There are 23 universities and labs participating in the digital manufacturing project, including: Colorado University–Boulder, Illinois Institute of Technology, Indiana University, Iowa State University, Missouri University of Science and Technology, Northern Illinois University, Northwestern University, Notre Dame, Oregon State, Purdue University, Rochester Institute of Technology, Southern Illinois University, University of Chicago, University of Illinois at Chicago, University of Illinois at Urbana-Champaign, University of Iowa, University of Louisville, University of Michigan, University of Nebraska-Lincoln, University of Northern Iowa, University of Texas at Austin, University of Wisconsin–Madison, Western Illinois University.

Other organizations participating in the project include American Foundry Society, Chicago’s Department of Housing & Economic Opportunity, Colorado OEDIT, Commonwealth of Kentucky, Illinois Department of Commerce & Economic Opportunity, Illinois Science & Technology Coalition, MT Connect Institute, Reshoring Initiative, UI Labs.

A $70-million DOE competition will create the new Advanced Composites Manufacturing Innovation Institute.
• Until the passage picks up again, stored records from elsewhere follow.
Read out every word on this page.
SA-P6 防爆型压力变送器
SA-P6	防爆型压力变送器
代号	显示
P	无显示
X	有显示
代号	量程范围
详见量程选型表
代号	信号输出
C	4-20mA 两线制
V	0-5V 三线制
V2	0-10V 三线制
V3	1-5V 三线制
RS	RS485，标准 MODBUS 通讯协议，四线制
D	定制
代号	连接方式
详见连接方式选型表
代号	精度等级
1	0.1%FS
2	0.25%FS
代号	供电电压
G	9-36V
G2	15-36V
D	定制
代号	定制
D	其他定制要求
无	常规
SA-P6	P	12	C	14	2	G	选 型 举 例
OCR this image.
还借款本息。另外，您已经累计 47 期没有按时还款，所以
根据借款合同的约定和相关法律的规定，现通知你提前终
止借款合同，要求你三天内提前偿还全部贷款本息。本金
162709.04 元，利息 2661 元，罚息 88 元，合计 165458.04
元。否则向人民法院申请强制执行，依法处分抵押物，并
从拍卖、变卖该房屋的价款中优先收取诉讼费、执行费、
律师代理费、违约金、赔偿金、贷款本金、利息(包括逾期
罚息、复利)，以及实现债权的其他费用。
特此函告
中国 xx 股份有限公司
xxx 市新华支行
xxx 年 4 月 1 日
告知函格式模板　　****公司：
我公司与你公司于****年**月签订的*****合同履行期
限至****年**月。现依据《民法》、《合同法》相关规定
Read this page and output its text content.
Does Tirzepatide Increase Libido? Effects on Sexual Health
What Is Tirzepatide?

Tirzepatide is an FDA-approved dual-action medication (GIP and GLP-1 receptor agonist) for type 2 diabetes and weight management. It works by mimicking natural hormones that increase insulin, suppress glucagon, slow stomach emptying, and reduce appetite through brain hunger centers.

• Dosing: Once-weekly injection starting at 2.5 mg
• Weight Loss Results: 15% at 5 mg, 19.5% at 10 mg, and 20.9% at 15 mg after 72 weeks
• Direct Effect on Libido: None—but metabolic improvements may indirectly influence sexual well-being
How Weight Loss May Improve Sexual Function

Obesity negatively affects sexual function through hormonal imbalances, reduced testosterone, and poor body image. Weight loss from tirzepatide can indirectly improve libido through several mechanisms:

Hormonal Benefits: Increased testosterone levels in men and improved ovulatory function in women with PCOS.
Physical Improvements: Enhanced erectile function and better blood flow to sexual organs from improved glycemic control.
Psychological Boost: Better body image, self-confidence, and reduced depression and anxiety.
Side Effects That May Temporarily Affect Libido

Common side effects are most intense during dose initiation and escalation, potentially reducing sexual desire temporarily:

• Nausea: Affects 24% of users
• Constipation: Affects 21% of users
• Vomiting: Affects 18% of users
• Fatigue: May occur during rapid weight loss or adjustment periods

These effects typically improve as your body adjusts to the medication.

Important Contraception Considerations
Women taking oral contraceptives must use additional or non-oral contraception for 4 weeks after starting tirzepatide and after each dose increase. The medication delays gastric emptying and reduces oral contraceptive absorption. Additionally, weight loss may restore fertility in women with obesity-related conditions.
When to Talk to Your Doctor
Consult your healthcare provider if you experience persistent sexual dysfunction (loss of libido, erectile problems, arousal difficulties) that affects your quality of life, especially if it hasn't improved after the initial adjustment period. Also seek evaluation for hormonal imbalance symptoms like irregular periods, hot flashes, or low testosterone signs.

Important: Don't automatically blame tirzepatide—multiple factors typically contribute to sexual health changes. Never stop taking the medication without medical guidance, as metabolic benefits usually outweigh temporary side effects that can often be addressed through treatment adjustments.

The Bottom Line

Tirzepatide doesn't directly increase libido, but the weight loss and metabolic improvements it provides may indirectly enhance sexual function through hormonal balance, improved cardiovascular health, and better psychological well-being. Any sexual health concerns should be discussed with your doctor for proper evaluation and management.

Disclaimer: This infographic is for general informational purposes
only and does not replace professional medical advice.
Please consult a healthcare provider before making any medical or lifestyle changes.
The institute will focus on advanced fiber-reinforced polymer composites, which combine strong fibers with tough plastics to cost-effectively make materials that are lighter and stronger than steel.

While advanced composites are used in selective industries such as aircraft, military vehicles, satellites and luxury cars, these materials remain expensive, require large amounts of energy to manufacture and are difficult to recycle. The Energy Department’s Manufacturing Innovation Institute for advanced composites will be aimed at overcoming these barriers to widespread use by developing low-cost, high-speed, and energy-efficient manufacturing and recycling processes. Through this work, the Institute will focus on lowering the cost of advanced composites by 50 percent, reducing the energy used to make composites by 75 percent and increasing the recyclability of composites to over 95 percent within 10 years.